Langkah Hanin terhenti.
"Paling mau nemuin Risa."
"Atau yang lainnya."
"Aduh! Kok perut gue sakit ya, mules," erang Hanin. Ia memegangi perut seolah benar-benar sakit.
Kedua sahabatnya menatapnya.
"Kalian duluan aja ya, gue mau ke wc. Lagian kan gue sama supir," bohong Hanin.
"Yaudah deh, yok El."
"Masa iya sih mules?" curiga Ella.
"Lo mau fitnah gue juga El?" tanya Hanin.
"Eh enggak! Hahaha, yaudah sana ke wc. Kita duluan ya," pamitnya dengan senyuman disertai lambaian tangan.
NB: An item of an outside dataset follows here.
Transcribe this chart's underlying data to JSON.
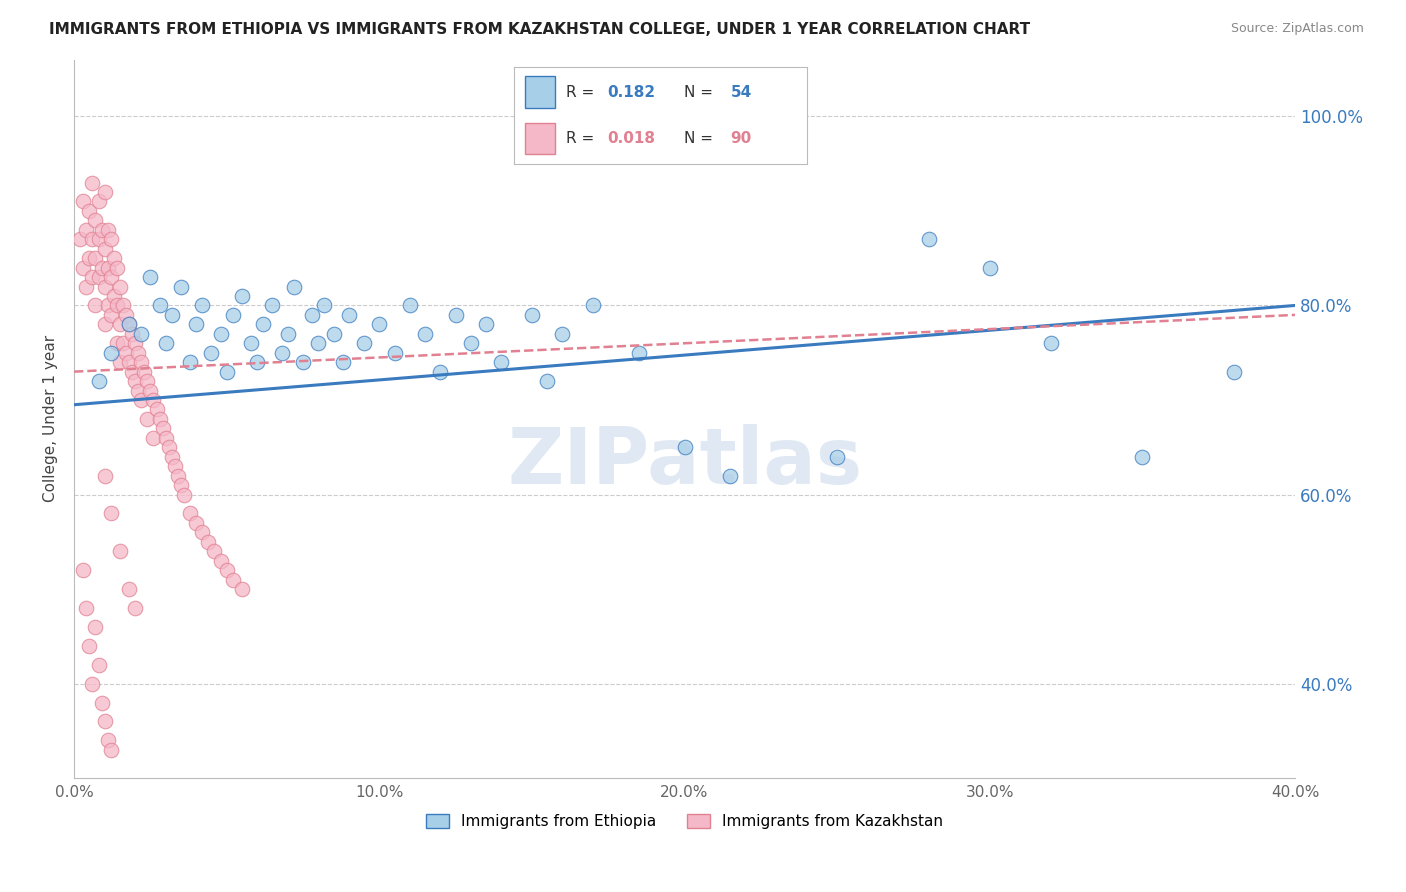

Jantung Hanin berdebar, ia kembali ke kelas. Di sini ia akan rileks dahulu, dan berharap Hanan sudah pulang. Bukan merasa kegeeran akan ditemui oleh Hanan. Tapi Hanin takut lelaki itu menemuinya dan menimbulkan kecurigaan teman-temannya. Ia juga takut laki-laki itu mengoceh tidak karuan dan mengatakan hal yang seharusnya tidak ia ungkapkan.
Yang lebih Hanin takutkan lagi, ia akan merendahkan Hanin di depan banyak orang.
Setelah hampir 20 menit, Hanin keluar dari kelasnya. Dilihatnya memang sudah tidak ada lagi Hanan di sana, artinya bukanlah Hanin yang ia cari.
Dengan santainya gadis itu berjalan menuju gerbang dan melewatinga dengan hati tenang.
"Hy Hanin!" sapa Hanan di dekat halte saat Hanin baru saja keluar gerbang.